Cela fait fort longtemps que la question de l’eau et du foncier suscite des différends et des malentendus entre les communautés bambara et peule, l’une sédentaire, l’autre pastorale. Cependant, depuis la prolifération des groupes armés islamistes et le développement et la militarisation des Dozos, ces litiges sont de plus en plus meurtriers.

Violence communautaire à Ke-Macina

La violence communautaire meurtrière qui a explosé entre membres des communautés peule et bambara les 11 et 12 février autour de la ville de Ke-Macina a été déclenchée par le meurtre, le 11 février, d’un commerçant bambara, Chiaka Traoré, dans le village de Diawaribougou, à quatre kilomètres de là. Son meurtrier aurait été un combattant islamiste. Le ministre malien de la Sécurité a déclaré que 20 personnes avaient été tuées et 18 autres blessées. Cependant, des chefs communautaires peuls ont affirmé à Human Rights Watch que le bilan pourrait dépasser les 30 morts…

Autres meurtres commis en guise de représailles

Depuis janvier 2017, au moins 24 personnes ont trouvé la mort dans des violences communautaires. Parmi les victimes figurent des membres des groupes ethniques peul, bambara et bozo. Les assaillants seraient des membres de groupes armés islamistes et des chasseurs traditionnels dozos. Des témoins et des anciens des communautés bambara et peule ont déclaré que certains meurtres avaient été commis en guise de représailles suite aux violences perpétrées à Ke-Macina, tandis que d’autres meurtres auraient été commis en raison de vols de bétail de grande ampleur…

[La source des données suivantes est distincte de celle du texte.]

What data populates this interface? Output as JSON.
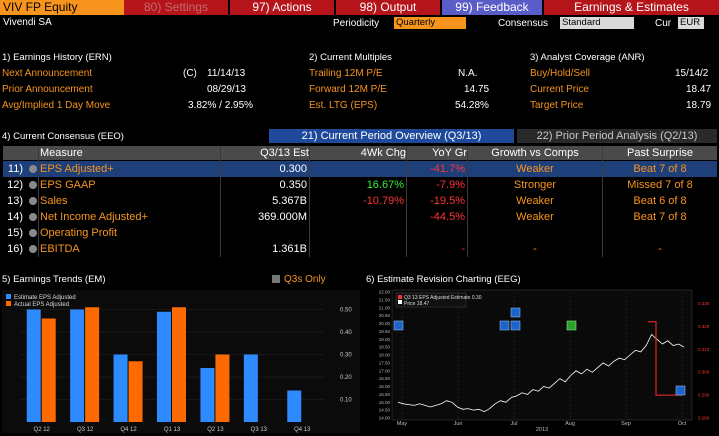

Assassinats de représentants du gouvernement local

Trois dirigeants locaux de la région de Mopti – chefs du gouvernement local et chefs de village – ont été assassinés à ce jour en 2017. Dans ces trois cas, les meurtriers sont arrivés à moto et ont rapidement pris la fuite après avoir tué leurs victimes, dont deux étaient issues de l’ethnie Dogon. Si aucun groupe islamiste ne les a revendiqués, ces trois meurtres ressemblent à d’autres assassinats ciblés de personnes suspectées par des islamistes armés d’être des collaborateurs.

Le maire de Boni, Hamadoun Dicko, a été tué par balle le 18 janvier en sortant de la mosquée. Le maire de Mondoro, Souleymane Ongoiba, a également été abattu devant son domicile à Douentza, le 28 janvier. Adry Ongoiba, 72 ans, chef de la section dogon du village de Yirma, à 35 kilomètres de Boni, a été assassiné le 26 mars à son domicile…

Les forces de sécurité maliennes

Des villageois peuls et bambaras ont signalé que les forces de sécurité maliennes, qui sont chargées de la protection de tous les Maliens, ont protégé les villageois peuls vulnérables tout en semblant fermer les yeux sur les actes de violence. Plusieurs chefs peuls ont déclaré que, d’après eux, le gouvernement fournissait des armes à la milice Dozo. Plusieurs résidents ont affirmé que suite aux incidents de violence communautaire, l’armée avait essayé d’apaiser les tensions en patrouillant dans la zone et que leur vie avait été épargnée grâce aux militaires…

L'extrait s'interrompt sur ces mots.